Key Highlights
- Citizens JMP slashed DocuSign’s price target from $124 down to $86—a 31% reduction—while maintaining its Market Outperform stance due to revenue growth worries
- Wells Fargo reduced its price target from $75 to $60, retaining an Equal Weight rating on the shares
- DOCU shares have plummeted 44% in the last half-year, currently hovering near $47.54
- Fourth quarter FY2026 earnings per share reached $1.01, surpassing analyst expectations of $0.95; quarterly revenue of $837M exceeded projections of $827.9M
- The company’s IAM product line generated $350M (representing 11% of overall revenue) in Q4, with management projecting $600M (18% of total) by FY2027’s conclusion
The past six months have proven challenging for DocuSign, prompting Wall Street analysts to recalibrate their forecasts. This week witnessed two prominent analyst firms reducing their price objectives on the electronic signature company’s shares—with one implementing a particularly substantial cut.
Citizens implemented a dramatic reduction, slashing its price objective from $124 down to $86—representing a 31% decrease—while nonetheless preserving its Market Outperform recommendation. The investment firm highlighted concerns surrounding revenue growth trajectory as the primary catalyst for this adjustment.
Shares are presently changing hands around $47.54—substantially beneath even these newly reduced price objectives—and have declined 44% throughout the preceding six-month period. This represents a significant decline for an enterprise that continues generating gross margins of 79.5% while maintaining a stronger cash position than debt obligations.
Wells Fargo adopted a less aggressive stance, lowering its price target from $75 to $60 while preserving an Equal Weight recommendation. The firm characterized Q4 performance as generally consistent with expectations, albeit “a touch below” the more impressive beats witnessed in recent quarters.
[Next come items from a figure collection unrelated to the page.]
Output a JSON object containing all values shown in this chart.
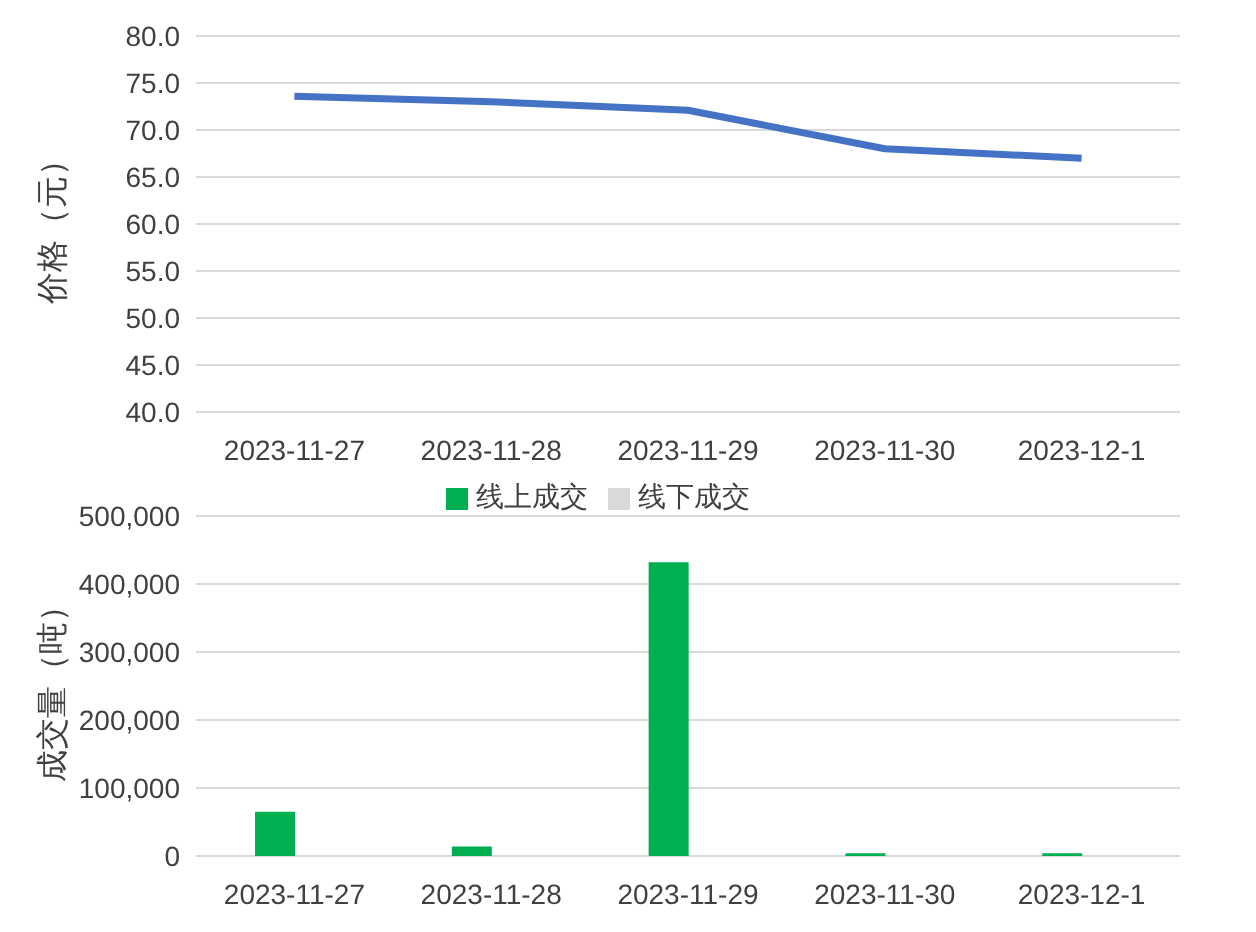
{
  "chart_data": [
    {
      "type": "line",
      "ylabel": "价格（元）",
      "categories": [
        "2023-11-27",
        "2023-11-28",
        "2023-11-29",
        "2023-11-30",
        "2023-12-1"
      ],
      "series": [
        {
          "color": "#4472c4",
          "values": [
            73.6,
            73.0,
            72.1,
            68.0,
            67.0
          ]
        }
      ],
      "ylim": [
        40,
        80
      ],
      "yticks": [
        {
          "value": 40,
          "label": "40.0"
        },
        {
          "value": 45,
          "label": "45.0"
        },
        {
          "value": 50,
          "label": "50.0"
        },
        {
          "value": 55,
          "label": "55.0"
        },
        {
          "value": 60,
          "label": "60.0"
        },
        {
          "value": 65,
          "label": "65.0"
        },
        {
          "value": 70,
          "label": "70.0"
        },
        {
          "value": 75,
          "label": "75.0"
        },
        {
          "value": 80,
          "label": "80.0"
        }
      ],
      "grid": "y",
      "legend": false,
      "marker": "none",
      "line_style": "solid"
    },
    {
      "type": "bar",
      "ylabel": "成交量（吨）",
      "categories": [
        "2023-11-27",
        "2023-11-28",
        "2023-11-29",
        "2023-11-30",
        "2023-12-1"
      ],
      "series": [
        {
          "name": "线上成交",
          "color": "#00b050",
          "values": [
            65000,
            14000,
            432000,
            4000,
            4000
          ]
        },
        {
          "name": "线下成交",
          "color": "#d9d9d9",
          "values": [
            null,
            null,
            null,
            null,
            null
          ]
        }
      ],
      "ylim": [
        0,
        500000
      ],
      "yticks": [
        0,
        {
          "value": 100000,
          "label": "100,000"
        },
        {
          "value": 200000,
          "label": "200,000"
        },
        {
          "value": 300000,
          "label": "300,000"
        },
        {
          "value": 400000,
          "label": "400,000"
        },
        {
          "value": 500000,
          "label": "500,000"
        }
      ],
      "grid": "y",
      "legend": "top"
    }
  ]
}
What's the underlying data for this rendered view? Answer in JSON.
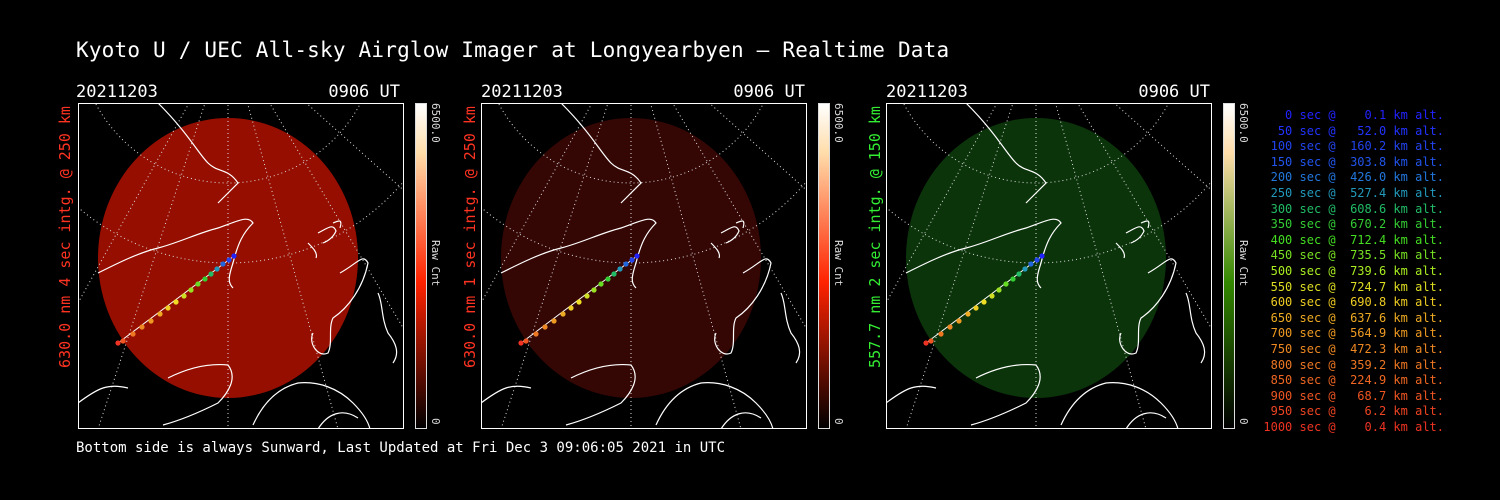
{
  "title": "Kyoto U / UEC All-sky Airglow Imager at Longyearbyen — Realtime Data",
  "footer": "Bottom side is always Sunward, Last Updated at Fri Dec  3 09:06:05 2021 in UTC",
  "colors": {
    "red": "#ff2a1a",
    "green": "#33ee33"
  },
  "panels": [
    {
      "date": "20211203",
      "time": "0906 UT",
      "label": "630.0 nm 4 sec intg. @ 250 km",
      "label_color": "#ff3322",
      "cbar_max": "6500.0",
      "cbar_min": "0",
      "cbar_unit": "Raw Cnt",
      "cbar_color": "#ff2200",
      "glow": "#b01000",
      "glow_opacity": 0.85
    },
    {
      "date": "20211203",
      "time": "0906 UT",
      "label": "630.0 nm 1 sec intg. @ 250 km",
      "label_color": "#ff3322",
      "cbar_max": "6500.0",
      "cbar_min": "0",
      "cbar_unit": "Raw Cnt",
      "cbar_color": "#ff2200",
      "glow": "#3a0805",
      "glow_opacity": 0.9
    },
    {
      "date": "20211203",
      "time": "0906 UT",
      "label": "557.7 nm 2 sec intg. @ 150 km",
      "label_color": "#33ee33",
      "cbar_max": "6500.0",
      "cbar_min": "0",
      "cbar_unit": "Raw Cnt",
      "cbar_color": "#338800",
      "glow": "#0c3a0c",
      "glow_opacity": 0.9
    }
  ],
  "legend": [
    {
      "text": "   0 sec @    0.1 km alt.",
      "color": "#2222ff"
    },
    {
      "text": "  50 sec @   52.0 km alt.",
      "color": "#2233ff"
    },
    {
      "text": " 100 sec @  160.2 km alt.",
      "color": "#2244ee"
    },
    {
      "text": " 150 sec @  303.8 km alt.",
      "color": "#2255ee"
    },
    {
      "text": " 200 sec @  426.0 km alt.",
      "color": "#2277dd"
    },
    {
      "text": " 250 sec @  527.4 km alt.",
      "color": "#2299bb"
    },
    {
      "text": " 300 sec @  608.6 km alt.",
      "color": "#22bb66"
    },
    {
      "text": " 350 sec @  670.2 km alt.",
      "color": "#33cc33"
    },
    {
      "text": " 400 sec @  712.4 km alt.",
      "color": "#44dd22"
    },
    {
      "text": " 450 sec @  735.5 km alt.",
      "color": "#77e022"
    },
    {
      "text": " 500 sec @  739.6 km alt.",
      "color": "#aaee22"
    },
    {
      "text": " 550 sec @  724.7 km alt.",
      "color": "#dddd22"
    },
    {
      "text": " 600 sec @  690.8 km alt.",
      "color": "#eecc22"
    },
    {
      "text": " 650 sec @  637.6 km alt.",
      "color": "#eeaa22"
    },
    {
      "text": " 700 sec @  564.9 km alt.",
      "color": "#ee9922"
    },
    {
      "text": " 750 sec @  472.3 km alt.",
      "color": "#ee8822"
    },
    {
      "text": " 800 sec @  359.2 km alt.",
      "color": "#ee7722"
    },
    {
      "text": " 850 sec @  224.9 km alt.",
      "color": "#ee6622"
    },
    {
      "text": " 900 sec @   68.7 km alt.",
      "color": "#ee5522"
    },
    {
      "text": " 950 sec @    6.2 km alt.",
      "color": "#ee4422"
    },
    {
      "text": "1000 sec @    0.4 km alt.",
      "color": "#ee3322"
    }
  ]
}
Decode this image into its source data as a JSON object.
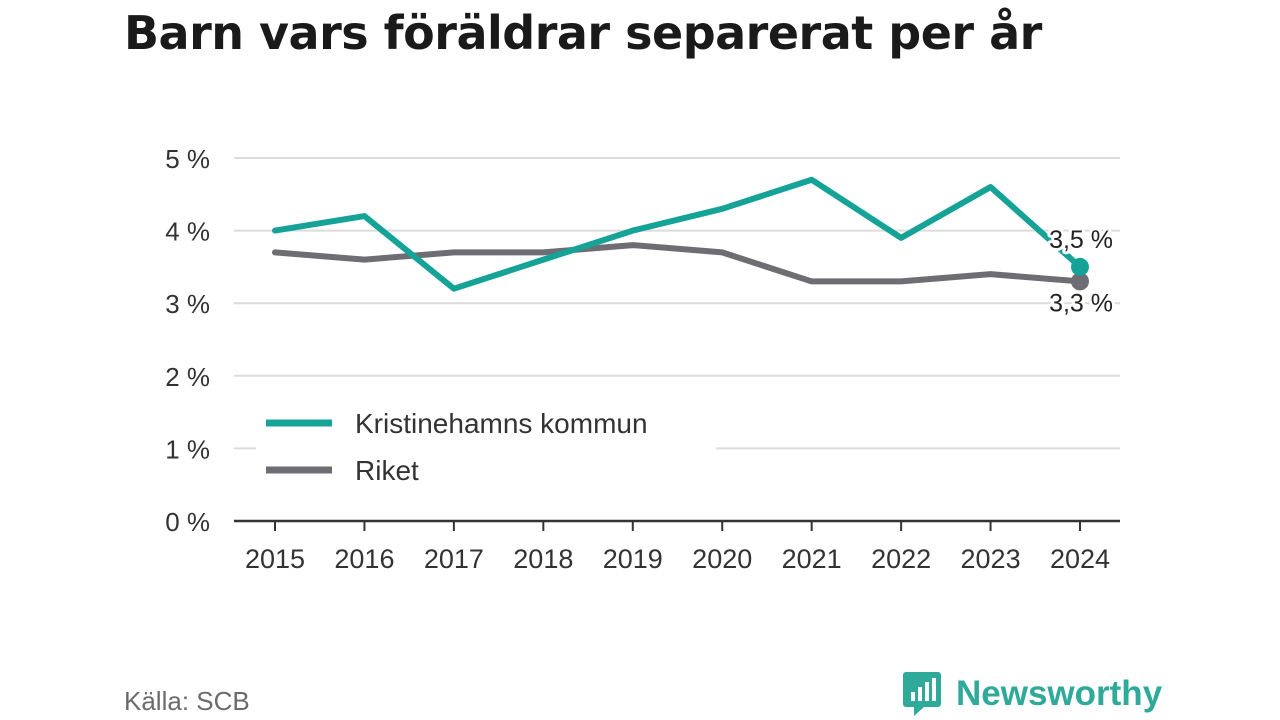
{
  "title": "Barn vars föräldrar separerat per år",
  "source": "Källa: SCB",
  "brand": {
    "name": "Newsworthy",
    "icon": "newsworthy-logo-icon"
  },
  "colors": {
    "kommun": "#14a396",
    "riket": "#6e6d73",
    "grid": "#dcdcdc",
    "axis": "#333333",
    "text": "#333333"
  },
  "chart_data": {
    "type": "line",
    "title": "Barn vars föräldrar separerat per år",
    "xlabel": "",
    "ylabel": "",
    "x": [
      "2015",
      "2016",
      "2017",
      "2018",
      "2019",
      "2020",
      "2021",
      "2022",
      "2023",
      "2024"
    ],
    "ylim": [
      0,
      5
    ],
    "yticks": [
      0,
      1,
      2,
      3,
      4,
      5
    ],
    "ytick_labels": [
      "0 %",
      "1 %",
      "2 %",
      "3 %",
      "4 %",
      "5 %"
    ],
    "grid": true,
    "legend_position": "bottom-left",
    "series": [
      {
        "name": "Kristinehamns kommun",
        "values": [
          4.0,
          4.2,
          3.2,
          3.6,
          4.0,
          4.3,
          4.7,
          3.9,
          4.6,
          3.5
        ],
        "end_label": "3,5 %"
      },
      {
        "name": "Riket",
        "values": [
          3.7,
          3.6,
          3.7,
          3.7,
          3.8,
          3.7,
          3.3,
          3.3,
          3.4,
          3.3
        ],
        "end_label": "3,3 %"
      }
    ]
  }
}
Wells Fargo highlighted that elevated research and development expenditures will probably constrain margin expansion moving forward. Fresh disclosures from the organization also necessitate analysts reconfiguring their future forecasting models.
Fourth Quarter Performance Exceeds Forecasts
Notwithstanding the pessimistic target adjustments, DocuSign’s fourth quarter FY2026 financial performance proved reasonably solid. Earnings per share registered at $1.01, topping the $0.95 consensus forecast. Quarterly revenue reached $837 million, marginally surpassing the $827.9 million projection.
The earnings beat failed to alleviate anxieties regarding future growth velocity, which remains the principal factor driving these target reductions.
IAM Platform and Artificial Intelligence Developments
A focal point for optimistic investors centers on the corporation’s IAM platform, which generated $350 million during Q4, accounting for 11% of aggregate revenue. Management has provided guidance indicating this figure will reach $600 million, representing 18% of total revenue, by FY2027’s end.
The enterprise is transitioning to consumption-based subscription pricing models beginning in the first quarter.
Regarding artificial intelligence capabilities, its Iris engine currently processes data from over 200 million privately consented agreements through Navigator, climbing from 150 million in December. The company claims it has reduced AI processing expenditures by as much as 50 times relative to executing direct prompts on large language models.
DocuSign operates within a $50 billion total addressable market, divided equally between electronic signature solutions and contract lifecycle management services, serving 1.8 million customers throughout its platform ecosystem.
Wells Fargo observed that updated ARR guidance projects approximately 50 basis points of acceleration entering FY2027.